Pregnant stripper...not hot.
It's fine actually... I'm pretty sure he had the crookedest weiner in the world anyway.
Like he had it hanging in the wind and you just decided, "nope, I don't think that one's for me." ????
God no! I could just feel it. His clock said it was 8:00 when, clearly, it should have been midnight.
So is chris hansen cool in person? Or is it just awkward while you wait for the cops?
John tries to set me up, and she has 1 arm. I'm a nice guy, but 2 arms is kinda a requirement
you said your puke was red because you were proud to be an american.
on todays agenda: meeting with a life coach then going to the dollar store to buy batteries for my vibrator. clearly im still unemployed.

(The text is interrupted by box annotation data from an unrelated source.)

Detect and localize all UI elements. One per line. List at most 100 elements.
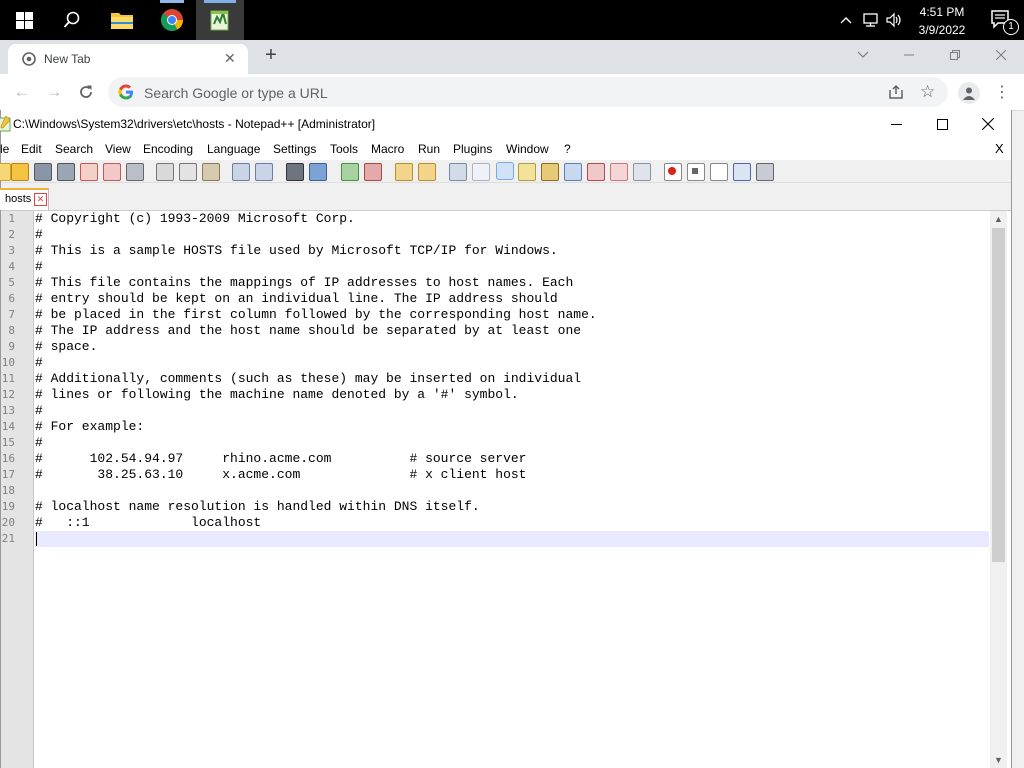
new-file-icon[interactable] (0, 163, 11, 181)
paste-icon[interactable] (202, 163, 220, 181)
tab-search-button[interactable] (840, 40, 886, 70)
print-icon[interactable] (126, 163, 144, 181)
find-icon[interactable] (286, 163, 304, 181)
close-tab-icon[interactable]: ✕ (34, 193, 47, 206)
menu-window[interactable]: Window (506, 142, 549, 156)
file-explorer-button[interactable] (98, 0, 146, 40)
document-list-icon[interactable] (564, 163, 582, 181)
show-all-characters-icon[interactable] (472, 163, 490, 181)
npp-minimize-button[interactable] (873, 110, 919, 138)
zoom-out-icon[interactable] (364, 163, 382, 181)
record-dot-icon (668, 167, 676, 175)
redo-icon[interactable] (255, 163, 273, 181)
menu-encoding[interactable]: Encoding (143, 142, 193, 156)
volume-button[interactable] (882, 0, 906, 40)
chrome-minimize-button[interactable] (886, 40, 932, 70)
macro-run-multiple-icon[interactable] (733, 163, 751, 181)
start-button[interactable] (0, 0, 48, 40)
copy-icon[interactable] (179, 163, 197, 181)
user-language-icon[interactable] (518, 163, 536, 181)
clock[interactable]: 4:51 PM 3/9/2022 (906, 1, 978, 39)
menu-bar: le Edit Search View Encoding Language Se… (0, 138, 1011, 160)
open-file-icon[interactable] (11, 163, 29, 181)
chrome-restore-button[interactable] (932, 40, 978, 70)
search-button[interactable] (48, 0, 96, 40)
show-hidden-icons-button[interactable] (834, 0, 858, 40)
code-line: # Additionally, comments (such as these)… (35, 371, 582, 386)
npp-close-button[interactable] (965, 110, 1011, 138)
function-list-icon[interactable] (587, 163, 605, 181)
action-center-button[interactable]: 1 (978, 0, 1024, 40)
code-line: # entry should be kept on an individual … (35, 291, 558, 306)
menu-run[interactable]: Run (418, 142, 440, 156)
scroll-up-arrow-icon[interactable]: ▲ (994, 214, 1003, 224)
omnibox[interactable]: ☆ (108, 77, 948, 107)
code-area[interactable]: # Copyright (c) 1993-2009 Microsoft Corp… (35, 211, 987, 768)
menu-help[interactable]: ? (564, 142, 571, 156)
chrome-close-button[interactable] (978, 40, 1024, 70)
cut-icon[interactable] (156, 163, 174, 181)
save-icon[interactable] (34, 163, 52, 181)
reload-button[interactable] (74, 80, 98, 104)
line-number: 8 (8, 324, 15, 337)
menu-edit[interactable]: Edit (21, 142, 42, 156)
menu-language[interactable]: Language (207, 142, 260, 156)
menu-search[interactable]: Search (55, 142, 93, 156)
notepadpp-taskbar-button[interactable] (196, 0, 244, 40)
close-file-icon[interactable] (80, 163, 98, 181)
document-map-icon[interactable] (541, 163, 559, 181)
share-icon[interactable] (888, 84, 904, 100)
network-button[interactable] (858, 0, 882, 40)
macro-record-icon[interactable] (664, 163, 682, 181)
monitoring-eye-icon[interactable] (633, 163, 651, 181)
profile-avatar[interactable] (958, 82, 980, 104)
menu-file[interactable]: le (0, 142, 9, 156)
bookmark-star-icon[interactable]: ☆ (920, 82, 935, 102)
chrome-menu-button[interactable]: ⋮ (994, 82, 1010, 102)
replace-icon[interactable] (309, 163, 327, 181)
word-wrap-icon[interactable] (449, 163, 467, 181)
menu-plugins[interactable]: Plugins (453, 142, 492, 156)
macro-save-icon[interactable] (756, 163, 774, 181)
zoom-in-icon[interactable] (341, 163, 359, 181)
close-tab-icon[interactable]: ✕ (224, 50, 236, 67)
menu-tools[interactable]: Tools (330, 142, 358, 156)
folder-as-workspace-icon[interactable] (610, 163, 628, 181)
omnibox-input[interactable] (142, 82, 866, 104)
undo-icon[interactable] (232, 163, 250, 181)
menu-macro[interactable]: Macro (371, 142, 404, 156)
editor[interactable]: 1 2 3 4 5 6 7 8 9 10 11 12 13 14 15 16 17 18 19 20 21 # Copy… (1, 211, 1011, 768)
sync-horizontal-icon[interactable] (418, 163, 436, 181)
save-all-icon[interactable] (57, 163, 75, 181)
code-line: # space. (35, 339, 98, 354)
chrome-taskbar-button[interactable] (148, 0, 196, 40)
line-number: 10 (1, 356, 15, 369)
google-g-icon (118, 84, 133, 100)
menu-view[interactable]: View (105, 142, 131, 156)
system-tray: 4:51 PM 3/9/2022 1 (834, 0, 1024, 40)
sync-vertical-icon[interactable] (395, 163, 413, 181)
close-document-button[interactable]: X (995, 141, 1004, 156)
back-button[interactable]: ← (10, 80, 34, 104)
new-tab-button[interactable]: + (260, 44, 282, 66)
notepadpp-app-icon (0, 116, 11, 132)
doc-tab-hosts[interactable]: hosts ✕ (0, 188, 49, 210)
close-all-icon[interactable] (103, 163, 121, 181)
menu-settings[interactable]: Settings (273, 142, 316, 156)
npp-maximize-button[interactable] (919, 110, 965, 138)
forward-button[interactable]: → (42, 80, 66, 104)
indent-guide-icon[interactable] (496, 162, 514, 180)
scroll-down-arrow-icon[interactable]: ▼ (994, 755, 1003, 765)
code-line: # 38.25.63.10 x.acme.com # x client host (35, 467, 527, 482)
windows-logo-icon (15, 11, 33, 29)
scrollbar-thumb[interactable] (992, 228, 1005, 562)
code-line: # (35, 259, 43, 274)
code-line: # For example: (35, 419, 145, 434)
vertical-scrollbar[interactable]: ▲ ▼ (990, 211, 1007, 768)
line-number-gutter: 1 2 3 4 5 6 7 8 9 10 11 12 13 14 15 16 17 18 19 20 21 (1, 211, 34, 768)
macro-play-icon[interactable] (710, 163, 728, 181)
macro-stop-icon[interactable] (687, 163, 705, 181)
folder-icon (111, 13, 133, 29)
notepadpp-title-bar[interactable]: C:\Windows\System32\drivers\etc\hosts - … (0, 110, 1011, 138)
chrome-tab-new-tab[interactable]: New Tab ✕ (8, 44, 248, 74)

we are sitting in a kindergarden classroom alone chugging beer. look at our lives. look at our choices.
I put an asterick after the names of people in my phone that I've fucked. Both as a form of bragging, and also so I can actually remember all their names.
I have reached the point in my life where I realized this is what I'm going to do for the rest of my life. Eat, shit , bar, drink, drank, drunk.
I should have slept with you when you were wearing the gorilla suit. I've had dreams about your chest hair. I hope jail wasn't too bad.
She straight up told me, "I don't care if he films as long as he's quiet." You sure you can't find the camera?
I just had to beg some random guy to help me climb through your porch window since the door was locked. FYI...i hear you having sex in there. You could of at least taken a break to unlock the damn door. WTF!!!
Hired a new intern today and we have something in common. I blew her boyfriend in high school. Do you think she knows?
I literally JUST MADE IT to the liquor store. I bought a box of wine with the lights off
Ive realized that in order for me to understand math, my professor has to be hot.